The Biblical Illustrator
Proverbs 14:31
He that oppresseth the poor reproacheth his Maker.
Oppression of the poor a reproach to their Maker
Every man acting his part in his social capacity is “a spectacle.” Society is an organisation of rational creatures, acting together for some good. Society is a commonwealth of human nature in close connection with God. And so every man becomes his “brother’s keeper.”
I. Human nature, as involving a crime--“oppressing the poor.”
1. By political injustice. When they have no proper organ for expressing their wants, or have a voice in the representation of their country, or a free agency in all the enactments of their country.
2. By social neglect. When the state, as a body, allows vast masses of accumulating distress and ignorance and misery to grow up around it.
3. By mental debasement. Real, true, solid Christian education consists in three things--in giving the mind great truths, in imparting to the mind great motives, in the bestowment of great principles.
II. The consequence--the maker is reproached. The poor cannot but think ill of God, when society, which assumes to be His arrangement, presses so heavily upon them. (R. Montgomery, M.A.)
Godliness and humanity
Piety and philanthropy are essentially one. Wherever there is piety or godliness, there is philanthropy. Philanthropy is the offspring of all true religion. The text teaches--
I. That inhumanity is ungodliness. There is a great deal of inhumanity in the world, the poor have to endure a great deal of “oppression.” Superior force is exerted to exact their labours for the most inadequate remuneration, and thus to “grind their faces.” All this oppression of the poor is a reproach of God; he who does it “reproacheth his Maker.” He reproaches his Maker--
1. By disregarding that identity of nature with which our Maker has endowed all classes.
2. By disregarding those laws which our Maker has enjoined concerning the poor (Leviticus 25:35; Deuteronomy 15:11).

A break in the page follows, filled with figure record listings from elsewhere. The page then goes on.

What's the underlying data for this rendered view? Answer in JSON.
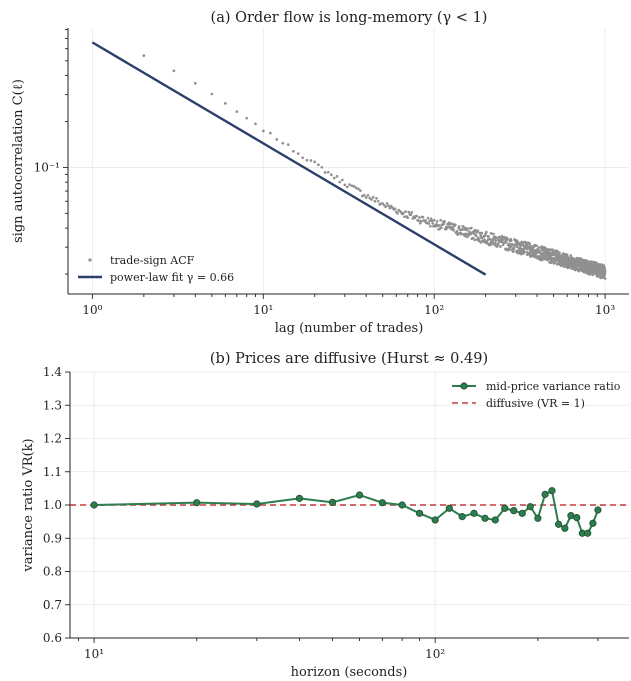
{
  "chart_data": [
    {
      "type": "scatter",
      "title": "(a) Order flow is long-memory (γ < 1)",
      "xlabel": "lag (number of trades)",
      "ylabel": "sign autocorrelation C(ℓ)",
      "x_scale": "log",
      "y_scale": "log",
      "xlim": [
        0.72,
        1380
      ],
      "ylim": [
        0.0148,
        0.82
      ],
      "x_ticks": [
        1,
        10,
        100,
        1000
      ],
      "x_tick_labels": [
        "10⁰",
        "10¹",
        "10²",
        "10³"
      ],
      "y_ticks": [
        0.1
      ],
      "y_tick_labels": [
        "10⁻¹"
      ],
      "grid": true,
      "legend_position": "lower-left",
      "series": [
        {
          "name": "trade-sign ACF",
          "kind": "scatter",
          "color": "#909090",
          "anchors": [
            [
              1,
              0.66
            ],
            [
              2,
              0.54
            ],
            [
              3,
              0.43
            ],
            [
              4,
              0.356
            ],
            [
              5,
              0.3
            ],
            [
              6,
              0.262
            ],
            [
              7,
              0.232
            ],
            [
              8,
              0.208
            ],
            [
              10,
              0.176
            ],
            [
              13,
              0.146
            ],
            [
              16,
              0.124
            ],
            [
              20,
              0.106
            ],
            [
              25,
              0.0895
            ],
            [
              30,
              0.079
            ],
            [
              40,
              0.0655
            ],
            [
              50,
              0.0575
            ],
            [
              70,
              0.049
            ],
            [
              100,
              0.043
            ],
            [
              150,
              0.038
            ],
            [
              200,
              0.0345
            ],
            [
              300,
              0.0305
            ],
            [
              500,
              0.026
            ],
            [
              700,
              0.0232
            ],
            [
              1000,
              0.0205
            ]
          ],
          "noise_amplitude": 0.045
        },
        {
          "name": "power-law fit γ = 0.66",
          "kind": "line",
          "color": "#2d3e6b",
          "x": [
            1,
            200
          ],
          "y": [
            0.66,
            0.0198
          ]
        }
      ]
    },
    {
      "type": "line",
      "title": "(b) Prices are diffusive (Hurst ≈ 0.49)",
      "xlabel": "horizon (seconds)",
      "ylabel": "variance ratio VR(k)",
      "x_scale": "log",
      "xlim": [
        8.5,
        370
      ],
      "ylim": [
        0.6,
        1.4
      ],
      "x_ticks": [
        10,
        100
      ],
      "x_tick_labels": [
        "10¹",
        "10²"
      ],
      "y_ticks": [
        0.6,
        0.7,
        0.8,
        0.9,
        1.0,
        1.1,
        1.2,
        1.3,
        1.4
      ],
      "y_tick_labels": [
        "0.6",
        "0.7",
        "0.8",
        "0.9",
        "1.0",
        "1.1",
        "1.2",
        "1.3",
        "1.4"
      ],
      "grid": true,
      "legend_position": "top-right",
      "series": [
        {
          "name": "mid-price variance ratio",
          "kind": "line-markers",
          "color": "#2e7d4f",
          "x": [
            10,
            20,
            30,
            40,
            50,
            60,
            70,
            80,
            90,
            100,
            110,
            120,
            130,
            140,
            150,
            160,
            170,
            180,
            190,
            200,
            210,
            220,
            230,
            240,
            250,
            260,
            270,
            280,
            290,
            300
          ],
          "y": [
            1.0,
            1.007,
            1.003,
            1.02,
            1.008,
            1.03,
            1.007,
            1.0,
            0.975,
            0.955,
            0.99,
            0.965,
            0.975,
            0.96,
            0.955,
            0.99,
            0.983,
            0.975,
            0.995,
            0.96,
            1.032,
            1.043,
            0.942,
            0.93,
            0.968,
            0.962,
            0.915,
            0.915,
            0.945,
            0.985
          ]
        },
        {
          "name": "diffusive (VR = 1)",
          "kind": "hline",
          "color": "#c0393b",
          "y": 1.0
        }
      ]
    }
  ]
}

II. True humanity is godliness. “He that honoureth Him, hath mercy on the poor.” He that honoureth God, by loving Him supremely, and serving Him, will have mercy on the poor. There is, it is true, a fickle, sentimental, natural mercifulness for the poor, which has no connection with godliness, but this is not true humanity. True humanity is that which sympathises with man, as the offspring of God, the victim of moral evil, the child of immortality, and which consecrates itself in the Spirit of Christ to ameliorate his woes and redeem his soul, and this is godliness in its practical development (Isaiah 58:6). (Homilist.)